Increased AQP2 and AQP3 expression in renal cortex in COX‐2 deficient mice

Abstract

Previously we demonstrated that COX‐2 activity contributes to downregulation of aquaporin‐2 (AQP2) in rats subjected to 24h of bilateral ureteral obstruction (BUO). In this study we hypothesized that COX‐2 exerts tonic suppression of renal AQPs. We investigated the expression of AQPs and cyclooxygenase‐1 (COX‐1) in cortex (COR) and inner medulla (IM) tissue from COX‐2−/− mice. Kidneys from 4 week old COX‐2−/− (C57Bl6, 1. generation) mice and wild type (WT) littermates were prepared for semiquantitative immunoblotting. A subset of mice was perfusion fixed for immunohistochemistry (IHC). Plasma creatinine, osmolality and urea levels were increased in the COX‐2−/− mice compared to the WT. COX‐2 protein was not detectable in COX‐2−/− kidneys. COX‐1 abundance was increased in both COR and IM in COX‐2 KO mice compared to the WT. This was confirmed by IHC showing labeling of collecting ducts.

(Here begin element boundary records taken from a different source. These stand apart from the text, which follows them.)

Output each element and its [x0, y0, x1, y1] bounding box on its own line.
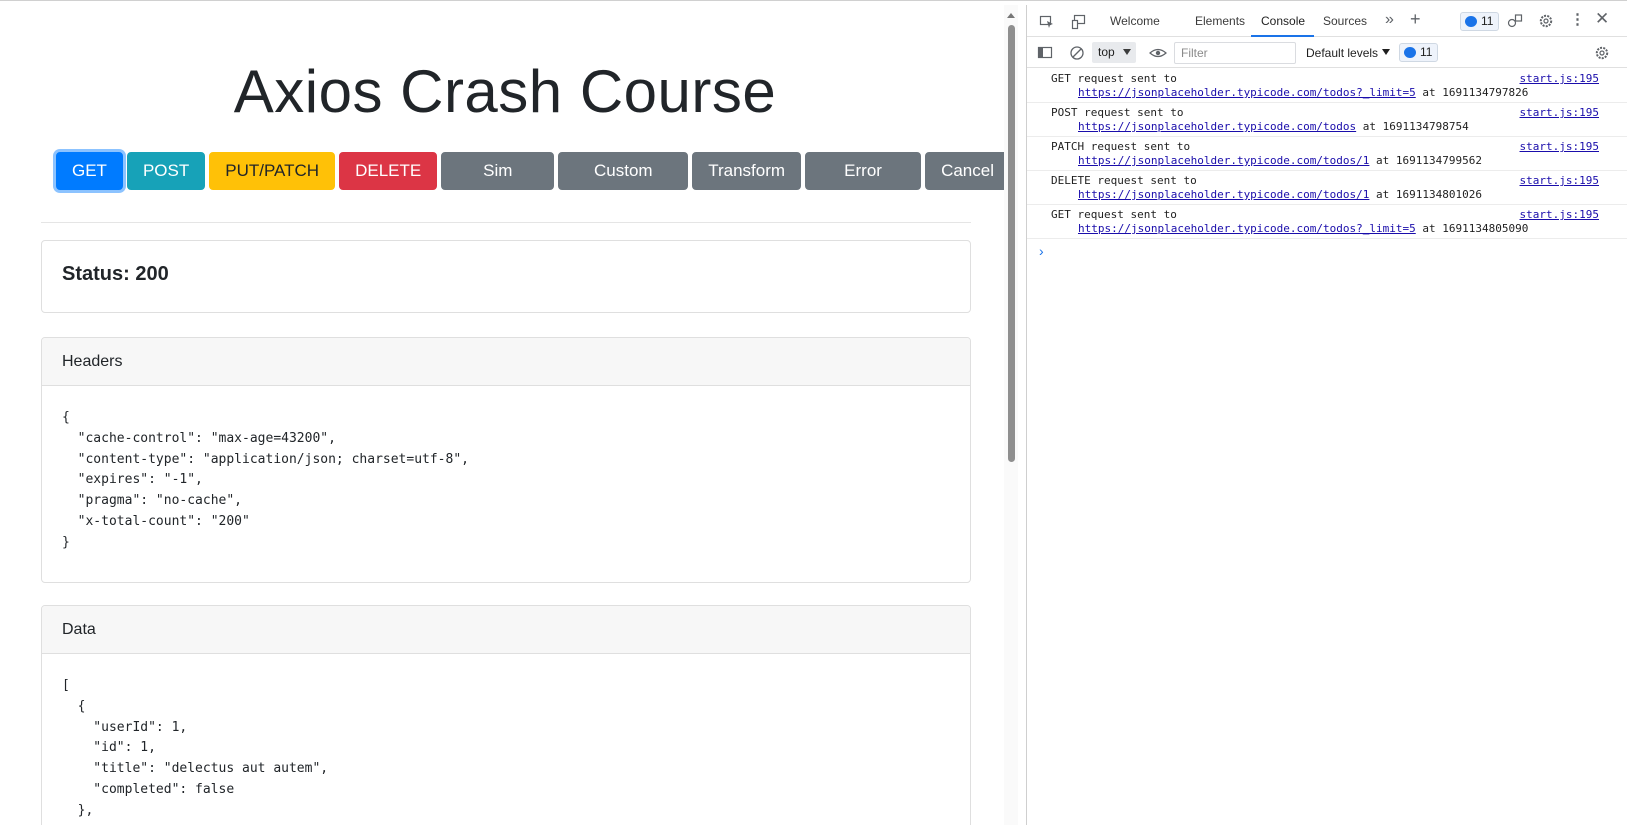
- status-label: Status:: [62, 263, 136, 285]
- source-link[interactable]: start.js:195: [1520, 208, 1599, 222]
- close-icon[interactable]: ✕: [1595, 10, 1609, 27]
- devtools-panel: Welcome Elements Console Sources » + 11 …: [1026, 5, 1627, 825]
- headers-card-title: Headers: [42, 338, 970, 386]
- page-viewport: Axios Crash Course GET POST PUT/PATCH DE…: [0, 5, 1010, 825]
- message-url-link[interactable]: https://jsonplaceholder.typicode.com/tod…: [1078, 188, 1369, 201]
- message-text: PATCH request sent to: [1051, 140, 1191, 153]
- console-message: POST request sent to https://jsonplaceho…: [1027, 103, 1627, 137]
- console-toolbar: top Default levels 11: [1027, 37, 1627, 68]
- tab-console[interactable]: Console: [1261, 14, 1305, 28]
- message-text: DELETE request sent to: [1051, 174, 1197, 187]
- status-value: 200: [135, 263, 169, 285]
- action-buttons: GET POST PUT/PATCH DELETE Sim Requests C…: [56, 152, 1010, 216]
- status-text: Status: 200: [62, 263, 169, 286]
- message-timestamp: at 1691134801026: [1369, 188, 1482, 201]
- log-levels-label: Default levels: [1306, 46, 1379, 60]
- headers-json: { "cache-control": "max-age=43200", "con…: [62, 410, 469, 550]
- post-button[interactable]: POST: [126, 152, 206, 190]
- message-timestamp: at 1691134805090: [1415, 222, 1529, 235]
- messages-count: 11: [1420, 45, 1433, 59]
- context-value: top: [1098, 45, 1115, 59]
- message-text: POST request sent to: [1051, 106, 1184, 119]
- sim-requests-button[interactable]: Sim Requests: [441, 152, 555, 216]
- message-timestamp: at 1691134797826: [1415, 86, 1529, 99]
- status-card: Status: 200: [41, 240, 971, 313]
- message-url-link[interactable]: https://jsonplaceholder.typicode.com/tod…: [1078, 154, 1369, 167]
- data-card-title: Data: [42, 606, 970, 654]
- data-json: [ { "userId": 1, "id": 1, "title": "dele…: [62, 678, 329, 818]
- messages-icon: [1404, 47, 1416, 58]
- kebab-menu-icon[interactable]: ⋮: [1570, 12, 1585, 28]
- settings-icon[interactable]: [1538, 13, 1554, 29]
- console-message: DELETE request sent to https://jsonplace…: [1027, 171, 1627, 205]
- message-text: GET request sent to: [1051, 72, 1177, 85]
- source-link[interactable]: start.js:195: [1520, 140, 1599, 154]
- console-message: GET request sent to https://jsonplacehol…: [1027, 69, 1627, 103]
- delete-button[interactable]: DELETE: [339, 152, 438, 190]
- data-card: Data [ { "userId": 1, "id": 1, "title": …: [41, 605, 971, 825]
- source-link[interactable]: start.js:195: [1520, 72, 1599, 86]
- page-title: Axios Crash Course: [233, 58, 777, 125]
- custom-headers-button[interactable]: Custom Headers: [558, 152, 689, 216]
- message-url-link[interactable]: https://jsonplaceholder.typicode.com/tod…: [1078, 86, 1416, 99]
- scroll-up-arrow-icon[interactable]: [1007, 13, 1015, 18]
- tab-elements[interactable]: Elements: [1195, 14, 1245, 28]
- message-timestamp: at 1691134799562: [1369, 154, 1482, 167]
- get-button[interactable]: GET: [56, 152, 123, 190]
- transform-button[interactable]: Transform: [692, 152, 802, 190]
- source-link[interactable]: start.js:195: [1520, 174, 1599, 188]
- filter-input[interactable]: [1174, 42, 1296, 64]
- context-selector[interactable]: top: [1092, 42, 1136, 63]
- clear-console-icon[interactable]: [1069, 45, 1085, 61]
- message-url-link[interactable]: https://jsonplaceholder.typicode.com/tod…: [1078, 120, 1356, 133]
- live-expression-icon[interactable]: [1149, 45, 1167, 61]
- customize-icon[interactable]: [1507, 13, 1523, 29]
- put-patch-button[interactable]: PUT/PATCH: [209, 152, 336, 190]
- issues-icon: [1465, 16, 1477, 27]
- console-settings-icon[interactable]: [1594, 45, 1610, 61]
- console-output: GET request sent to https://jsonplacehol…: [1027, 69, 1627, 259]
- headers-card: Headers { "cache-control": "max-age=4320…: [41, 337, 971, 583]
- device-toggle-icon[interactable]: [1071, 14, 1087, 30]
- more-tabs-icon[interactable]: »: [1385, 12, 1394, 28]
- log-levels-dropdown[interactable]: Default levels: [1306, 46, 1391, 60]
- devtools-tab-bar: Welcome Elements Console Sources » + 11 …: [1027, 5, 1627, 37]
- message-timestamp: at 1691134798754: [1356, 120, 1469, 133]
- console-message: PATCH request sent to https://jsonplaceh…: [1027, 137, 1627, 171]
- console-message: GET request sent to https://jsonplacehol…: [1027, 205, 1627, 239]
- chevron-down-icon: [1123, 49, 1131, 55]
- messages-badge[interactable]: 11: [1399, 43, 1439, 62]
- divider: [41, 222, 971, 223]
- issues-count: 11: [1481, 14, 1494, 28]
- chevron-down-icon: [1382, 49, 1391, 55]
- tab-welcome[interactable]: Welcome: [1110, 14, 1160, 28]
- error-handling-button[interactable]: Error Handling: [805, 152, 922, 216]
- scrollbar-thumb[interactable]: [1008, 25, 1015, 462]
- new-tab-icon[interactable]: +: [1410, 10, 1421, 28]
- sidebar-toggle-icon[interactable]: [1037, 45, 1053, 61]
- tab-sources[interactable]: Sources: [1323, 14, 1367, 28]
- cancel-button[interactable]: Cancel: [925, 152, 1010, 190]
- message-url-link[interactable]: https://jsonplaceholder.typicode.com/tod…: [1078, 222, 1416, 235]
- inspect-icon[interactable]: [1039, 14, 1055, 30]
- issues-badge[interactable]: 11: [1460, 12, 1500, 31]
- page-scrollbar[interactable]: [1004, 5, 1018, 825]
- source-link[interactable]: start.js:195: [1520, 106, 1599, 120]
- console-prompt[interactable]: ›: [1039, 243, 1044, 259]
- message-text: GET request sent to: [1051, 208, 1177, 221]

AQP1 expression was unchanged in COR. AQP2 protein level was increased in COR of COX‐2−/− compared to WT but was not different in IM. The expression of AQP3 was increased in COR of COX‐2−/− mice and IHC showed intense labeling of the basolateral membranes of the cortical collecting ducts in the KO mice.The data indicate that COX‐2 is involved in regulation of the expression of AQP2 and AQP3. Further studies are required but our preliminary results indicate that COX‐2 may contribute to segmental regulation of water reabsorption.